The new contract would begin, retroactively, on November 1, 2009, and provide retroactive four percent pay raises for 2009 and 2010–comparable to the increases granted to many of the city’s other workers under former Mayor Michael Bloomberg.
Teachers will then receive a 10 percent raise over seven years, plus a $1,000 bonus, beginning in May 2013 and extending through October 31, 2018, with workers receiving an added 1 percent in 2013, 2014 and 2015, 1.5 percent in 2016, 2.5 percent in May 2017 and 3 percent in 2018. The terms must still be approved by the union’s full membership.
The retroactive portion of the raises will amount to at least $3.4 billion, including pension costs, according to Doug Turetsky of the city’s nonpartisan Independent Budget Office.
In exchange, the union has agreed to more than $1 billion in health care savings, according to the administration. The savings would be achieved not through increased contributions, however, but through measures including an audit to make sure only those eligible are receiving benefits and centralized drug purchases. If the same reforms were extended across the workforce, the city claims they would yield $3.4 billion in savings–”effectively bending the curve of rising healthcare costs for the first time.”
The deal also includes reforms to various rules, including changes to the “Absent Teacher Reserve pool,” where teachers are sent if they can’t find work in city classrooms. The new contract will include rules that allow the city to permanently fire teachers if, for instance, they are twice returning to the pool for poor performance by principals. The rules also expand the definition of sexual misconduct, which will make it easier for the city to fire teachers for actions like inappropriate touching or texting, officials said.
The new rules also pave the way for merit pay for high quality teachers, creating new categories of “Ambassador” ” Model” and “Master” teachers, who will earn between $7,000 and $20,000 more a year. A new “Hard to Staff School Differential” would also pay teachers at the city’s 150 toughest schools an extra $5,000 a year.
As part of the deal, the UFT has also agreed to allow 200 schools to operate outside of existing DOE regulations and union rules, allowing the city to experiment with a longer school year and school day, among other changes.
The deal also requires twice as many parent-teacher conferences each year, and changes to teacher evaluations.
I don't see much to like here - who gets to be the "innovative" schools with the longer school days/years?

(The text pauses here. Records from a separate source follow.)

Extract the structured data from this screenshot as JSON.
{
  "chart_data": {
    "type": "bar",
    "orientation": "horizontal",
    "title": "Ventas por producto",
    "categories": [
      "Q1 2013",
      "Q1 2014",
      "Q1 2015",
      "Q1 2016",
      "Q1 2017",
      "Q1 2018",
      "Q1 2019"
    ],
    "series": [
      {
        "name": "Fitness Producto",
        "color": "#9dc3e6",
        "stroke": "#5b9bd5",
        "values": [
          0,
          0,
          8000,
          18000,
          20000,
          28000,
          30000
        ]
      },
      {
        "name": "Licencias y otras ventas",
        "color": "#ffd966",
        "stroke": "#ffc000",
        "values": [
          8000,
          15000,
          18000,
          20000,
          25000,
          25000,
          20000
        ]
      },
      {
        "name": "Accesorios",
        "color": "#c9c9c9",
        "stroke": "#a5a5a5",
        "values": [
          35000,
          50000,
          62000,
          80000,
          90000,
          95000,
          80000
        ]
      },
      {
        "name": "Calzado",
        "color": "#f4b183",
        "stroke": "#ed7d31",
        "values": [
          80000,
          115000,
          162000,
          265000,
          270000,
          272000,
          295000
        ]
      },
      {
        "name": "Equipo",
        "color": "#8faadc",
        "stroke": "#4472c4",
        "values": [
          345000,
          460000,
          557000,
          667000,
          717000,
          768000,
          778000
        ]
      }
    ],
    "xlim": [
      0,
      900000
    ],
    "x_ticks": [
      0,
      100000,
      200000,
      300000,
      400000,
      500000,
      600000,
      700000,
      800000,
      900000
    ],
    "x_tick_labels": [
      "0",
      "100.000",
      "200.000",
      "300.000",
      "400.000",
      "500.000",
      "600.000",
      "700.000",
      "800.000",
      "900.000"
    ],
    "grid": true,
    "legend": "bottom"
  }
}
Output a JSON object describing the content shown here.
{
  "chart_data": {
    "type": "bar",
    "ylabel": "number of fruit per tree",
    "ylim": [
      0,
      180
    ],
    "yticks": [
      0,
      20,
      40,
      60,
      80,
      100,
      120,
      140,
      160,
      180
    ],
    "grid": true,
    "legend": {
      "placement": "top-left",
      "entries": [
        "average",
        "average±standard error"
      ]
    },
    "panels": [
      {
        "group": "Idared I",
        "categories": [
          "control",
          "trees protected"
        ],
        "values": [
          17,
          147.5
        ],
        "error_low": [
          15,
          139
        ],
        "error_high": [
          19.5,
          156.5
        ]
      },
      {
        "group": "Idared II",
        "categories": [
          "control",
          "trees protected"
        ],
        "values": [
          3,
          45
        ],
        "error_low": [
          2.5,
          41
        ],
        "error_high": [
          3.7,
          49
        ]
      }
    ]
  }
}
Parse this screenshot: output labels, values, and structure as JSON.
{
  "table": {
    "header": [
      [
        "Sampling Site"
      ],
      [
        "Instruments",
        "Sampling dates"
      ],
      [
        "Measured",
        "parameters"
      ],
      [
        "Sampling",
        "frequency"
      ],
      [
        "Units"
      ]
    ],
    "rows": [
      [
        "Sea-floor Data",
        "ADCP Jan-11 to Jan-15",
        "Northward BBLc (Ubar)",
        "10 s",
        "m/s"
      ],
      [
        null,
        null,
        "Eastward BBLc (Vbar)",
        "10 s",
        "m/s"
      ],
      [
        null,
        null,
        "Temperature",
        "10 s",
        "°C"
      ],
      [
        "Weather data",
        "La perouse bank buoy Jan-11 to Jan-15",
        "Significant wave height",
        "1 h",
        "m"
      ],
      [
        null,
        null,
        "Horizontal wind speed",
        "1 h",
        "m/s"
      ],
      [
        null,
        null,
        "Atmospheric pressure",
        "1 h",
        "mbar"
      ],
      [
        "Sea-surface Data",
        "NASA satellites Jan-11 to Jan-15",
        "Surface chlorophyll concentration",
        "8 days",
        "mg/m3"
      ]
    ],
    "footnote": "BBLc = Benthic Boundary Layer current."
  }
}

Is there more pay for that gig?
We know many principals want nothing to do with veteran ATR's, certainly because they cost more, but also because they're not as easy to control as younger teachers.
By giving ATR's two shots at a permanent gig or subjecting them to termination, they have essentially thrown most of them under the bus.
And what exactly will this merit pay proposal be based on, the one that pays up to $20K for being a "Master"?
Will this be based on the current evaluation system, which is a @#$%ing mess?
No wonder the other unions were reported to be pissed about Mulgrew's dealings - the UFT took zeroes after the old pattern (which is the 8% for 2009 and 2010) and didn't get another salary increase until May 2013.
That means little retro for the other unions, since most of the years they went without a contract will become zeroes in the pattern set by the UFT.
Wow - I will look some more at this deal, but what I see in the details so far is an absolute disaster.
No wonder the PBA declared an impasse with the city today - they didn't want to take the same shit deal Mulgrew is hailing.
Alas, it seems the UFT will set the pattern and all the other unions will get shit deals too.
I often say if you're a betting person, it pays to bet the worst possible outcome when Mulgarten and the Unity crew are handling things.
It looks like even with a fairly friendly mayor on the other side of the negotiation table, Mulgarten and the Unity crew screwed us - and the other unions in the city too.
That's why other union leaders are distancing themselves from this deal:
“I was surprised at how well the administration’s negotiators did considering the hand they were dealt,” said one labor source, who said the city had won “an incredible amount of leverage to win work rule reform, more healthcare givebacks, a change in pension payments, whatever’s on their agenda” with other unions.
And some were already trying to distance themselves by pushing against a one-size-fits-all approach.
“Every union’s members have different needs,” said Al O’Leary, a spokesman for police union chief Patrick Lynch, asserting that a deal “that satisfies one union’s needs may not satisfy the needs of other unions.”